A ideia de substituir um pedaço de picanha por uma berinjela pode causar calafrios nos churrasqueiros mais entusiasmados. No entanto, um estudo publicado hoje, 12, pela Revista Nature Communications sugere que esse tipo de substituição pode ser imprescindível para a sobrevivência do planeta. De acordo com os dados apresentados, trocar cerca de 50% da carne e dos laticínios por alternativas à base de plantas até 2050 poderia reduzir as emissões de gases de efeito estufa relacionados à agricultura e uso do solo em até 31%.
A adoção de uma dieta variada, com o incremento de produtos a base de vegetais e a redução do consumo de carnes, leites e derivados poderia, portanto, resultar em benefícios para o clima e a biodiversidade, preservando a integridade dos ecossistemas globais e contribuindo para o controle das emissões de gases poluentes. Além disso, os autores alegam que a mudança nas preferências alimentares poderia contribuir para o reflorestamento de áreas degradadas e a recuperação do solo em regiões de intensa atividade pecuária. Embora esse tipo de transição no comportamento alimentar possa ser desafiadora e exija uma série de inovações tecnológicas e intervenções políticas, os ganhos ambientais justificariam o esforço.
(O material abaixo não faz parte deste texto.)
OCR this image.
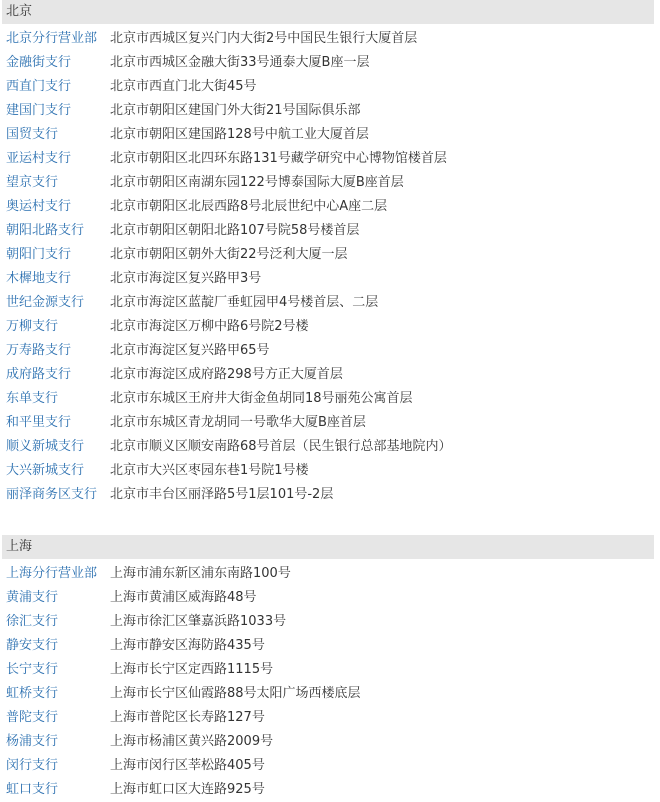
北京
北京分行营业部 北京市西城区复兴门内大街2号中国民生银行大厦首层
金融街支行	北京市西城区金融大街33号通泰大厦B座一层
西直门支行	北京市西直门北大街45号
建国门支行	北京市朝阳区建国门外大街21号国际俱乐部
国贸支行	北京市朝阳区建国路128号中航工业大厦首层
亚运村支行	北京市朝阳区北四环东路131号藏学研究中心博物馆楼首层
望京支行	北京市朝阳区南湖东园122号博泰国际大厦B座首层
奥运村支行	北京市朝阳区北辰西路8号北辰世纪中心A座二层
朝阳北路支行	北京市朝阳区朝阳北路107号院58号楼首层
朝阳门支行	北京市朝阳区朝外大街22号泛利大厦一层
木樨地支行	北京市海淀区复兴路甲3号
世纪金源支行	北京市海淀区蓝靛厂垂虹园甲4号楼首层、二层
万柳支行	北京市海淀区万柳中路6号院2号楼
万寿路支行	北京市海淀区复兴路甲65号
成府路支行	北京市海淀区成府路298号方正大厦首层
东单支行	北京市东城区王府井大街金鱼胡同18号丽苑公寓首层
和平里支行	北京市东城区青龙胡同一号歌华大厦B座首层
顺义新城支行	北京市顺义区顺安南路68号首层（民生银行总部基地院内）
大兴新城支行	北京市大兴区枣园东巷1号院1号楼
丽泽商务区支行 北京市丰台区丽泽路5号1层101号-2层
上海
上海分行营业部 上海市浦东新区浦东南路100号
黄浦支行	上海市黄浦区威海路48号
徐汇支行	上海市徐汇区肇嘉浜路1033号
静安支行	上海市静安区海防路435号
长宁支行	上海市长宁区定西路1115号
虹桥支行	上海市长宁区仙霞路88号太阳广场西楼底层
普陀支行	上海市普陀区长寿路127号
杨浦支行	上海市杨浦区黄兴路2009号
闵行支行	上海市闵行区莘松路405号
虹口支行	上海市虹口区大连路925号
“É muito importante pensar o papel que a pecuária tem nessa cadeia”, diz Gus Guadagnini, diretor executivo do The Good Food Brazil, organização internacional que busca por alternativas vegetais para substituir o consumo de produtos de origem animal, que não fez parte da pesquisa. “Atualmente cerca de 80% das áreas cultiváveis do planeta geram menos de 20% das calorias que o mundo consome. Apenas uma pequena parcela é destinada à produção de comida. A maior parte é usada para gado, como pasto, ou para a produção de grãos que vão servir para alimentar esse gado”.
Nos cenários desenvolvidos pelos pesquisadores, a substituição da carne por alternativas vegetais diminuiria 12% da área agrícola destinada à produção alimentar, interromperia quase integralmente o declínio de áreas florestais, diminuiria em até 10% o consumo global de água e reduziria em até 31 milhões o número de pessoas subnutridas.
“Estamos olhando para uma questão social muito importante, que diz respeito ao uso de recursos da terra neste momento e no futuro, onde teremos que encontrar formas de alimentar ainda mais gente em um planeta que já não suporta o uso que fazemos dele agora”, afirma Guadagnini. Há um alerta, porém, os benefícios das mudanças no comportamento alimentar só serão completos se as terras agrícolas poupadas pela pecuária e produção de commodities forem reflorestadas com ampla biodiversidade.
O estudo considera que os impactos podem diferir em diferentes regiões do planeta em razão de características locais, como o tamanho da população, a produtividade agrícola e a participação no comércio internacional de produtos agropecuários. No que diz respeito aos impactos na produção, por exemplo, os autores preveem a China como um dos países mais afetados. Já no que se refere a impactos ambientais, países da África Subsaariana e da América do Sul poderiam apresentar os melhores desempenhos.